Jean-Auguste-Dominique Ingres (1780 – 1867) was from a middle-class background and, after being educated in Tolosa, he moved to Paris in 1797 where he had the chance to study at David’s atelier. In 1801, when he was just 21 years old, Ingres won the Prix de Rome and thanks to it he had the opportunity to visit Italy for a short span of time. But then he decided to stay where he had been for over 25 years, 4 of them spent in Florence. Back in France, in 1825, he was elected member of the Academy of Fine Arts where he became professor in 1829. Between 1834 and 1841 he stayed again in Italy, precisely in Rome, in some kind of voluntary exile sprung from the several criticisms he received. When he came back to France, he didn’t get the success he deserved, probably because of his passion for italian Rinascimento (Renaissance). Ingres, contrarily to what people wanted to see in his works of art, went ahead with the the Romanticism theme and that’s why his Universal Exposition in 1855 did not succeed. In 1862 Ingres was nominated Senator and, few months after his death, occurred in 1867 in Paris, he was paid a tribute with a huge art exhibition of his works.
According to Baudelaire, Ingres was “the only one in France who could indeed paint portraits”. And, as a matter of fact, portraits are what helped Ingres the most showing his real talent as an artist. Ingres was not used to imitating reality, he transposed mental images, full of psychological inferences, in his paintings, simplifying the drawing insomuch as it appears, even two-dimensionally.
At the beginning of his career, Ingres portrayed the whole Rivière famile in three superb paintings. The most famous of them is the portrait of the young Caroline Rivière, Sabine and Philibert’s daughter, painted in 1805.
Caroline was 13 years old and she died that very year, few months after the fulfillment of the work. She’s portrayed in three-quarter position and set under an arch frame, just like a medieval Saint. The outlines are really sharp and the colour is spread in flat fields. Both these things help give the young female figure a fluid, but flat, and two-dimensional look.
At first, this painting baffles one’s perception. But if we analyze it thoroughly, we can figure out that Mlle. Rivière’s anatomy is completely wrong because the artist wanted to achieve an abstract beauty ideal. The rounded face is sustained by a too thin neck, her shoulders are too narrow and they outline an unnatural arch, her breast is too high-placed and her bust is too short.
The bright white clothes she’s wearing create a purity typical of adolescence and, in the same time, they forecast that Caroline would have never known womanhood, the same of her mother’s portrait, because of her early death. Her sensuality is nascent rather than overripe. And her position is sinuous rather than lascivious, such as Sabine Rivière’s one.
The whole portrait is lavished with a dazzling light, which could have offended those 1805’s critics used to bright white dresses worn by young wealthy ladies and to a darker palette for the backgrounds of the pintings, not to such a luminous landscape.

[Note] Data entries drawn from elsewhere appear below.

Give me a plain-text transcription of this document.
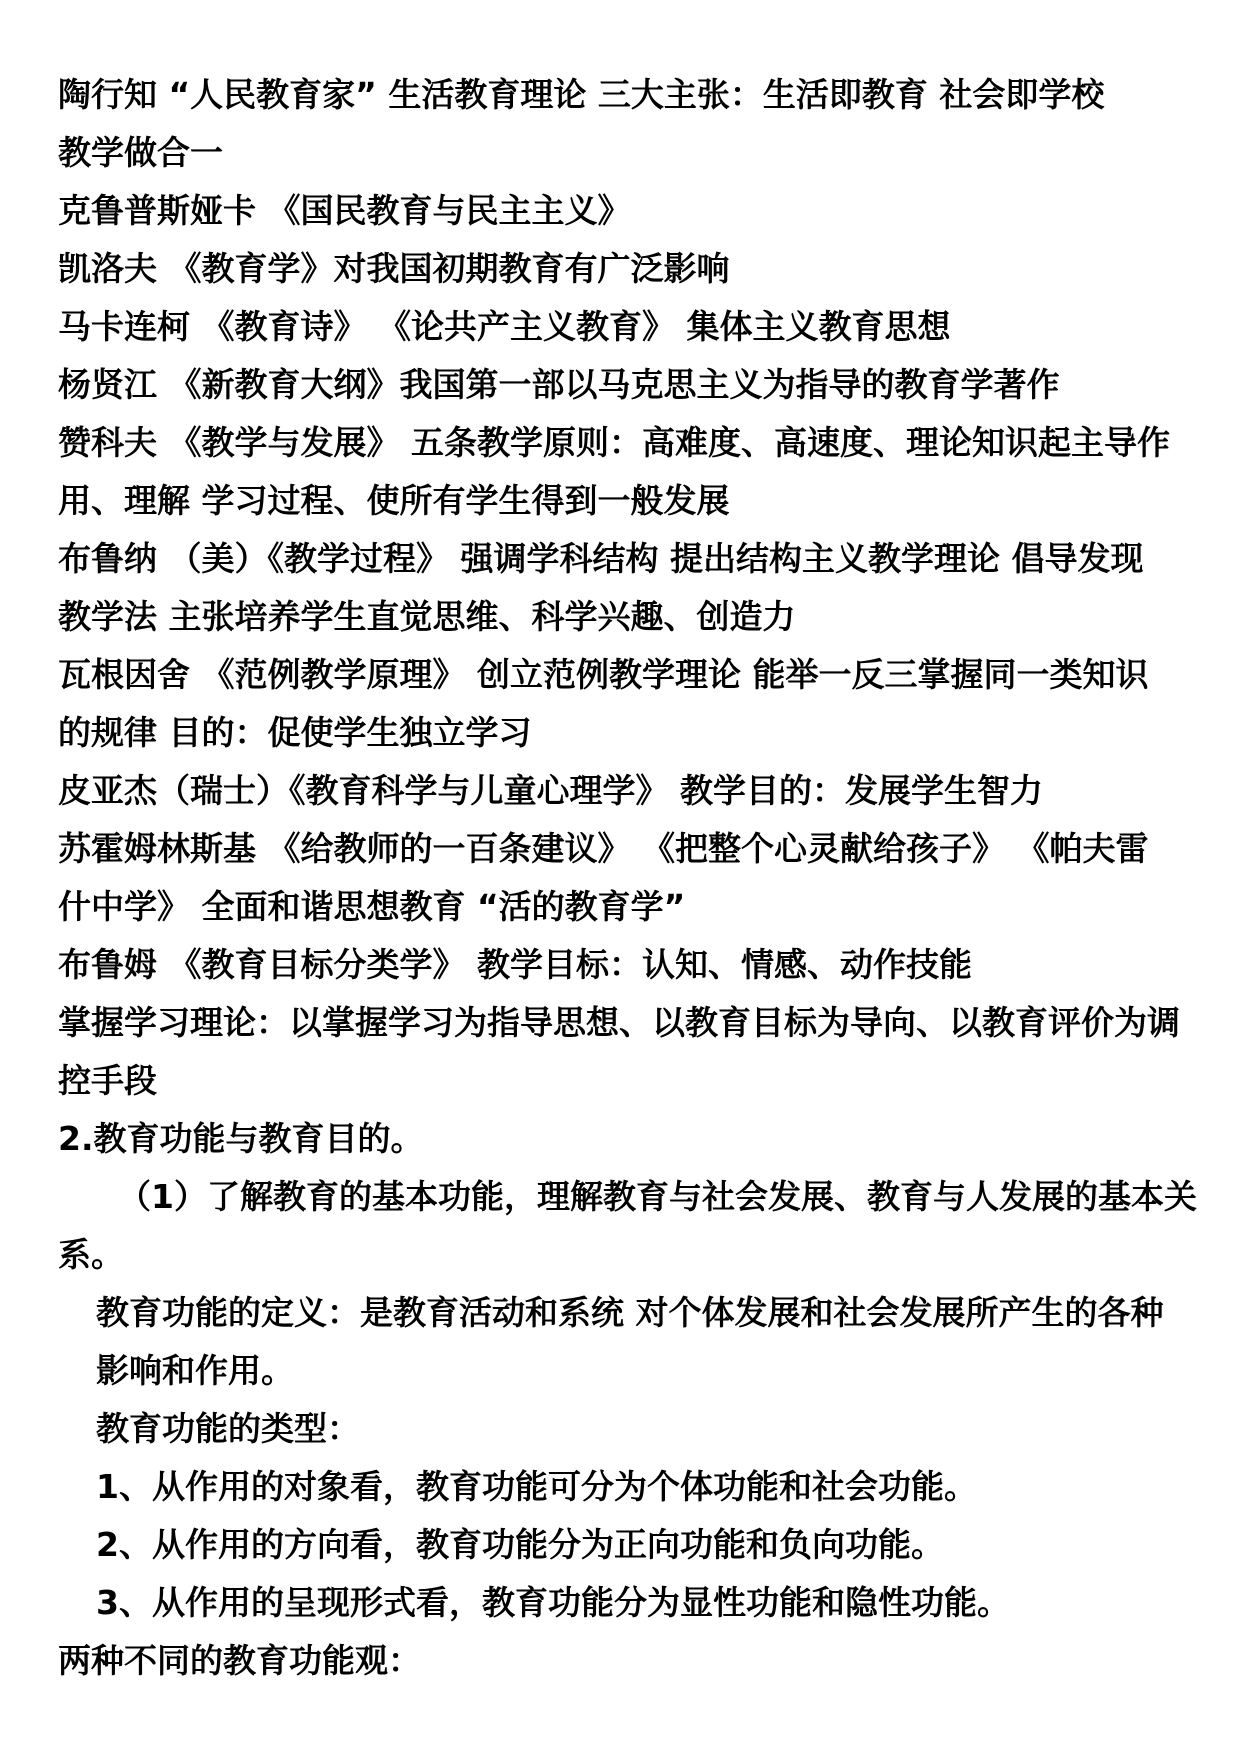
陶行知 “人民教育家” 生活教育理论 三大主张：生活即教育 社会即学校
教学做合一
克鲁普斯娅卡 《国民教育与民主主义》
凯洛夫 《教育学》对我国初期教育有广泛影响
马卡连柯 《教育诗》 《论共产主义教育》 集体主义教育思想
杨贤江 《新教育大纲》我国第一部以马克思主义为指导的教育学著作
赞科夫 《教学与发展》 五条教学原则：高难度、高速度、理论知识起主导作
用、理解 学习过程、使所有学生得到一般发展
布鲁纳 （美）《教学过程》 强调学科结构 提出结构主义教学理论 倡导发现
教学法 主张培养学生直觉思维、科学兴趣、创造力
瓦根因舍 《范例教学原理》 创立范例教学理论 能举一反三掌握同一类知识
的规律 目的：促使学生独立学习
皮亚杰（瑞士）《教育科学与儿童心理学》 教学目的：发展学生智力
苏霍姆林斯基 《给教师的一百条建议》 《把整个心灵献给孩子》 《帕夫雷
什中学》 全面和谐思想教育 “活的教育学”
布鲁姆 《教育目标分类学》 教学目标：认知、情感、动作技能
掌握学习理论：以掌握学习为指导思想、以教育目标为导向、以教育评价为调
控手段
2.教育功能与教育目的。
（1）了解教育的基本功能，理解教育与社会发展、教育与人发展的基本关
系。
教育功能的定义：是教育活动和系统 对个体发展和社会发展所产生的各种
影响和作用。
教育功能的类型：
1、从作用的对象看，教育功能可分为个体功能和社会功能。
2、从作用的方向看，教育功能分为正向功能和负向功能。
3、从作用的呈现形式看，教育功能分为显性功能和隐性功能。
两种不同的教育功能观：
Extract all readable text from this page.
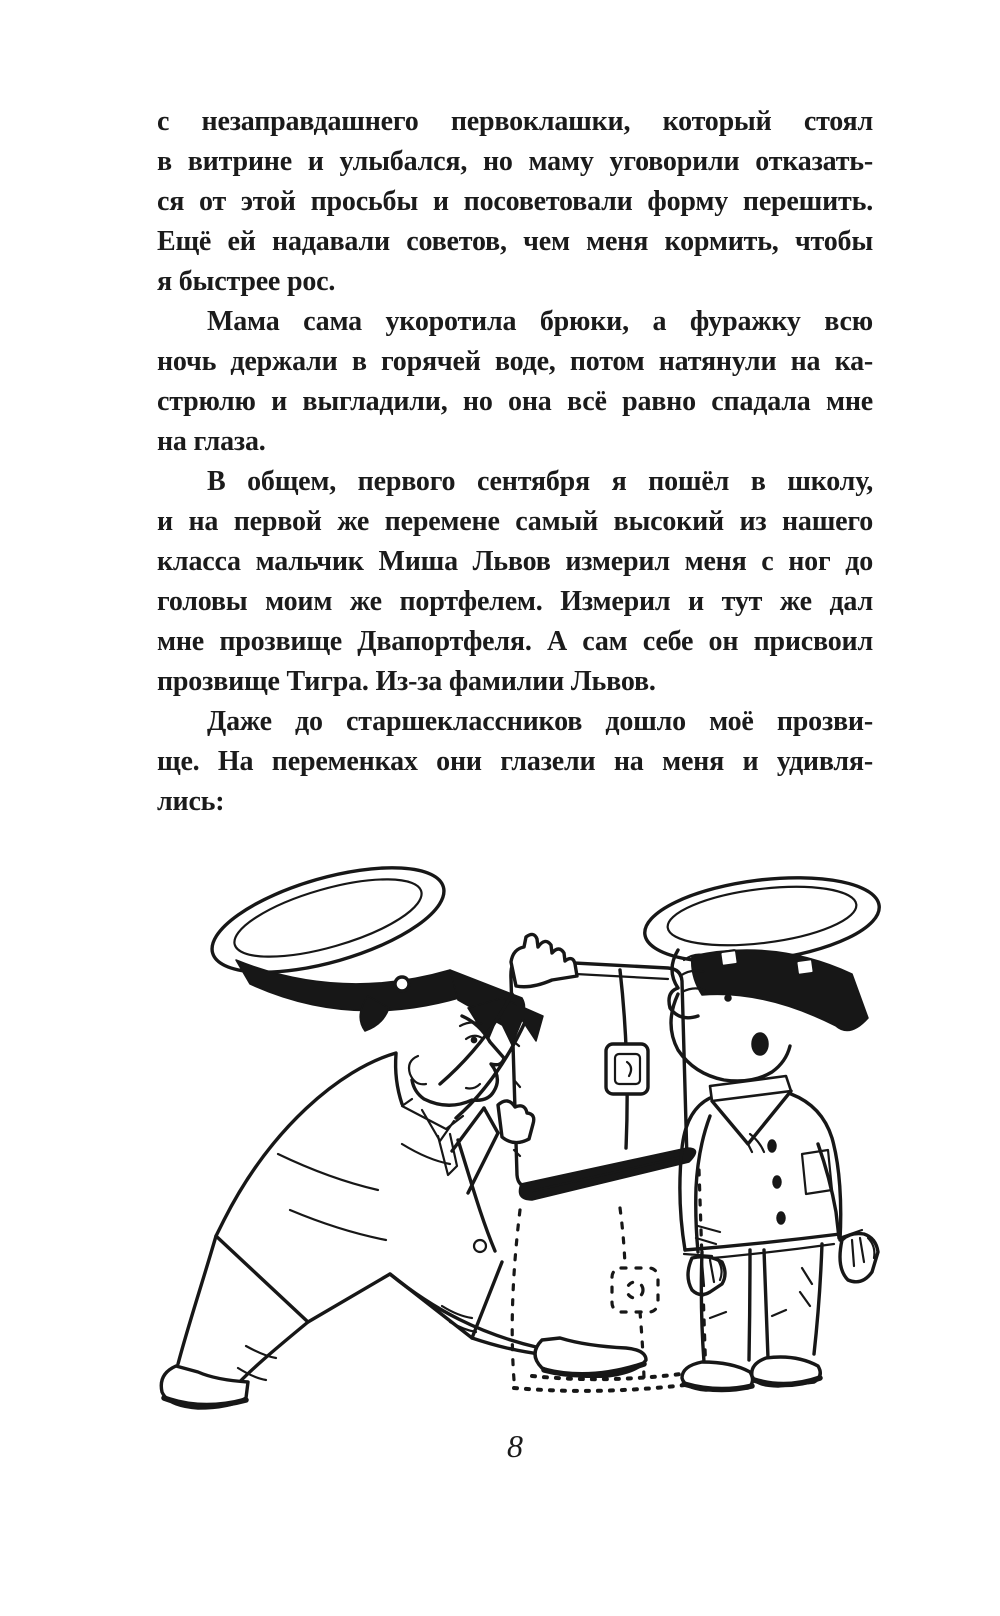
с незаправдашнего первоклашки, который стоял
в витрине и улыбался, но маму уговорили отказать-
ся от этой просьбы и посоветовали форму перешить.
Ещё ей надавали советов, чем меня кормить, чтобы
я быстрее рос.
Мама сама укоротила брюки, а фуражку всю
ночь держали в горячей воде, потом натянули на ка-
стрюлю и выгладили, но она всё равно спадала мне
на глаза.
В общем, первого сентября я пошёл в школу,
и на первой же перемене самый высокий из нашего
класса мальчик Миша Львов измерил меня с ног до
головы моим же портфелем. Измерил и тут же дал
мне прозвище Двапортфеля. А сам себе он присвоил
прозвище Тигра. Из-за фамилии Львов.
Даже до старшеклассников дошло моё прозви-
ще. На переменках они глазели на меня и удивля-
лись:
8
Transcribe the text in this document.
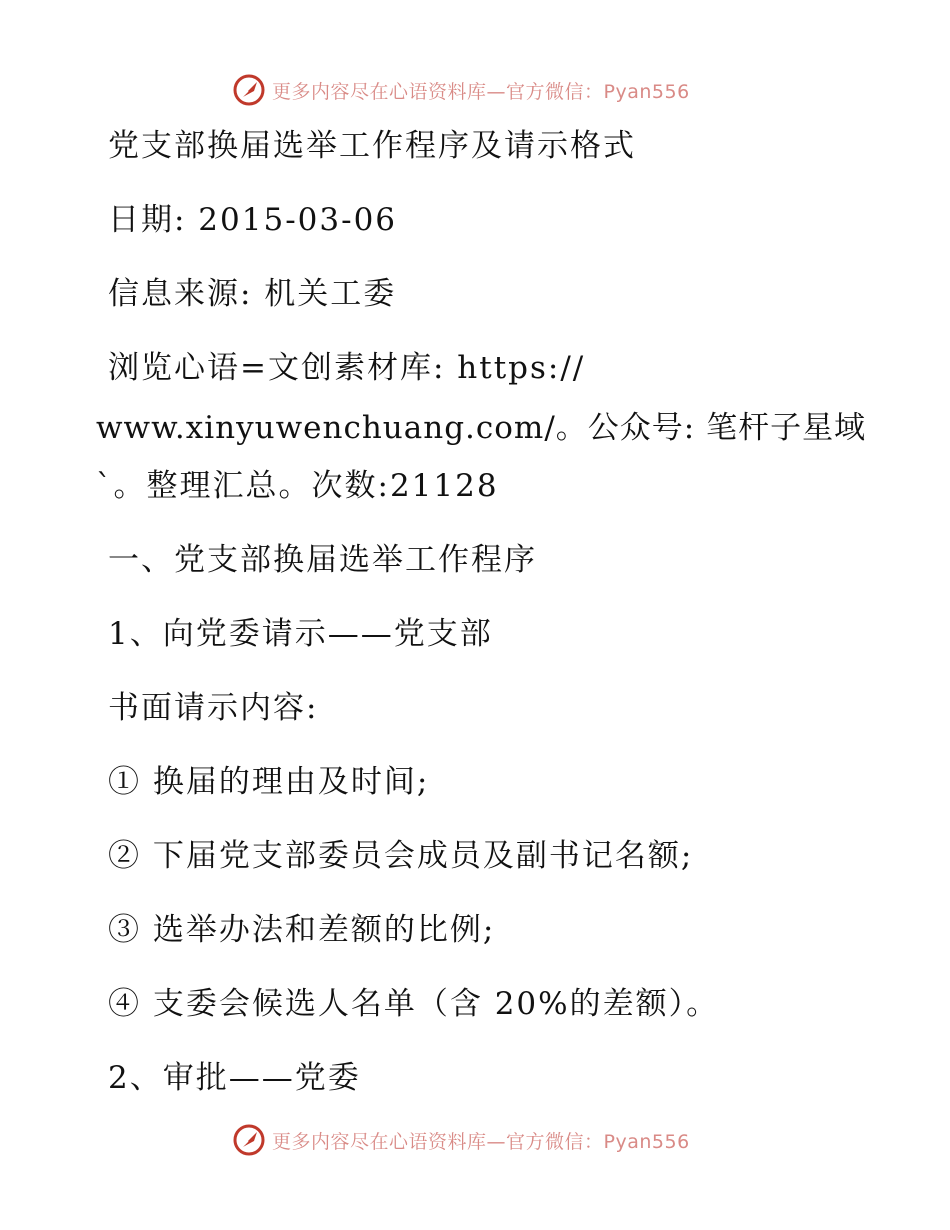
更多内容尽在心语资料库—官方微信：Pyan556
党支部换届选举工作程序及请示格式
日期: 2015-03-06
信息来源: 机关工委
浏览心语=文创素材库: https://
www.xinyuwenchuang.com/。公众号: 笔杆子星域
`。整理汇总。次数:21128
一、党支部换届选举工作程序
1、向党委请示——党支部
书面请示内容:
① 换届的理由及时间;
② 下届党支部委员会成员及副书记名额;
③ 选举办法和差额的比例;
④ 支委会候选人名单（含 20%的差额）。
2、审批——党委
更多内容尽在心语资料库—官方微信：Pyan556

Caroline wears an empire waist dress with a bodice, highlighted by a silk ribbon, with scoop neck and a fine sheer detail that covers her breast and makes the whole dress look more chaste than Madame Rivière’s one, featuring a deep square neckline. In both portraits, sleeves are gathered but, while the mother’s ones are transparent and show sensually her skin, the daughter’s sleeves cover her shoulders and even her arms are hidden by long soft leather gloves. The white fur boa Caroline is wearing is a symbol of the wealthy condition of Rivière’s family and echoes, in its serpentine route, the mother’s sumptuous shawl, in less extravagant terms.